Only her best friend, Jason, listens. Jason, who’s always been there. Jason, for whom she might have more-than-friendly feelings. But before Aza can consider that thrilling idea, something goes terribly wrong. Aza is lost to our world—and found, by another. Magonia.
Above the clouds, in a land of trading ships, Aza is not the weak and dying thing she was. In Magonia, she can breathe for the first time. Better, she has immense power—and as she navigates her new life, she discovers that war is coming. Magonia and Earth are on the cusp of a reckoning. And in Aza’s hands lies the fate of the whole of humanity—including the boy who loves her. Where do her loyalties lie?
This was a really interesting read to dive into. I’ve been sticking to contemporary YA fiction for the last few months, admittedly, mainly because that makes up most of what’s been landing on my doorstep, so it was nice to deviate from the usual. That being said, even though fantasy is on a whole other spectrum in itself, I think that it’s safe to say it isn’t exactly common to come across something that really is out of the norm. Werewolves, vampires, witches–we’ve all seen them done, and now we’re seeing them done in sparkly new ways, but Magonia? This is completely out of the blue, and in the best way possible.
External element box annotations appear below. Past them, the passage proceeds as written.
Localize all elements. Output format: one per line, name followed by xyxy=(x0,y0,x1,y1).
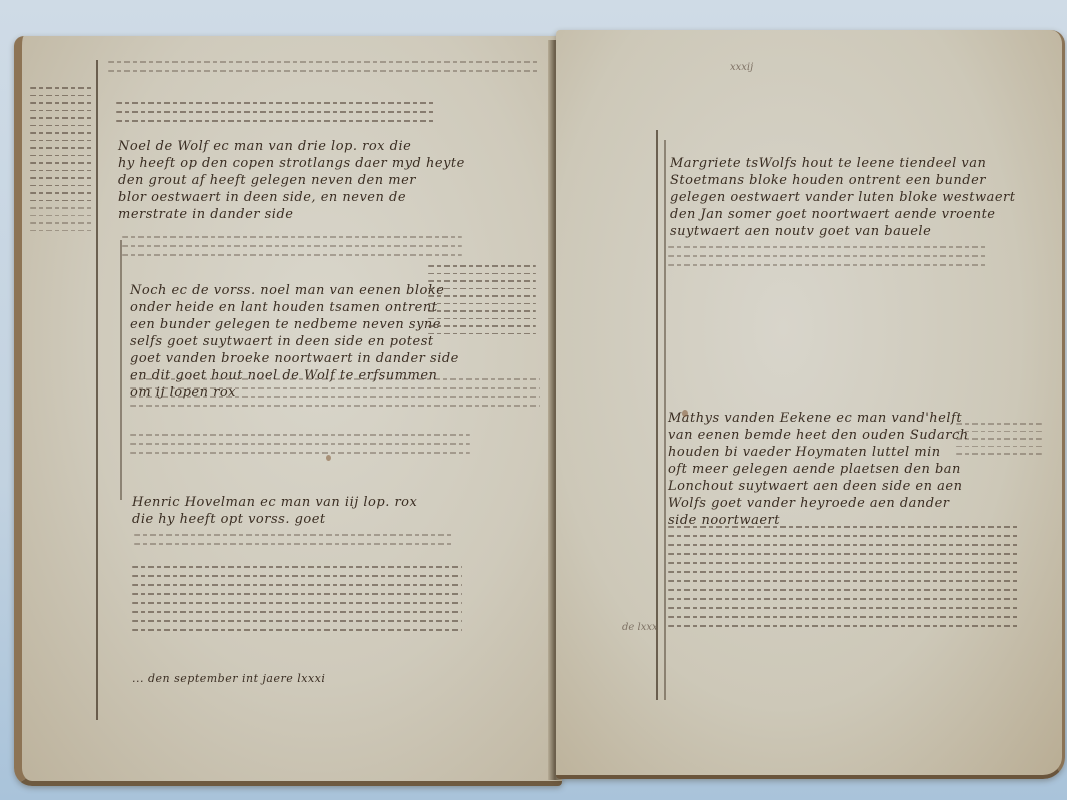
annotation-block xyxy=(130,428,470,461)
margin-rule xyxy=(664,140,666,700)
annotation-block xyxy=(116,96,436,129)
annotation-block xyxy=(132,560,462,638)
annotation-block xyxy=(130,372,540,414)
annotation-block xyxy=(668,520,1018,634)
margin-note-inner xyxy=(428,260,536,340)
ink-stain xyxy=(682,410,688,417)
closing-date-line: ... den september int jaere lxxxi xyxy=(132,670,325,687)
annotation-block xyxy=(134,528,454,552)
entry-henric-hovelman: Henric Hovelman ec man van iij lop. rox … xyxy=(132,494,417,528)
right-page xyxy=(556,30,1065,779)
entry-noel-de-wolf: Noel de Wolf ec man van drie lop. rox di… xyxy=(118,138,465,223)
annotation-block xyxy=(668,240,988,273)
margin-rule xyxy=(96,60,98,720)
entry-margriete-tswolfs: Margriete tsWolfs hout te leene tiendeel… xyxy=(670,155,1015,240)
ink-stain xyxy=(326,455,331,461)
margin-note-right xyxy=(956,418,1042,461)
margin-note-left xyxy=(30,82,92,237)
annotation-block xyxy=(108,55,538,79)
folio-number: xxxij xyxy=(730,62,753,73)
margin-rule xyxy=(656,130,658,700)
manuscript-photo: Noel de Wolf ec man van drie lop. rox di… xyxy=(0,0,1067,800)
margin-rule xyxy=(120,240,122,500)
margin-note-label: de lxxx xyxy=(622,622,658,633)
annotation-block xyxy=(122,230,462,263)
entry-mathys-vanden-eekene: Mathys vanden Eekene ec man vand'helft v… xyxy=(668,410,969,529)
Even more so, this is a wonderful fantasy with one size fits all: plenty of genres to be seen and loved, or in other words, double trouble. There’s something here for everyone. Action, romance, and mystery are all present, making for an all-around enjoyable read. Whenever I found myself tiring of one element, things would take a sharp turn and it was like I was being immersed in a completely different environment with something else to worry about. It kept me on my toes, and I think it’ll do the same for you.
The usually dreaded love triangle was present here, but it was done in a way that almost felt natural and not at all overbearing. Both love interests were from different worlds with different personalities, and both saw Aza as two completely different people, so they both felt really compatible and suited. I liked the way it was presented, and for the most part I am driven crazy by the never-ending triangle theory. I don’t know what’s worse, the love or Bermuda triangle. You decide.
The ending of Magonia was conclusive but definitely left room for more tales to be told, so I’m looking forward to what Headley has planned next for these characters.
Anyone looking to move away from “normal” fantasy and move into a new and exciting story should check out Magonia.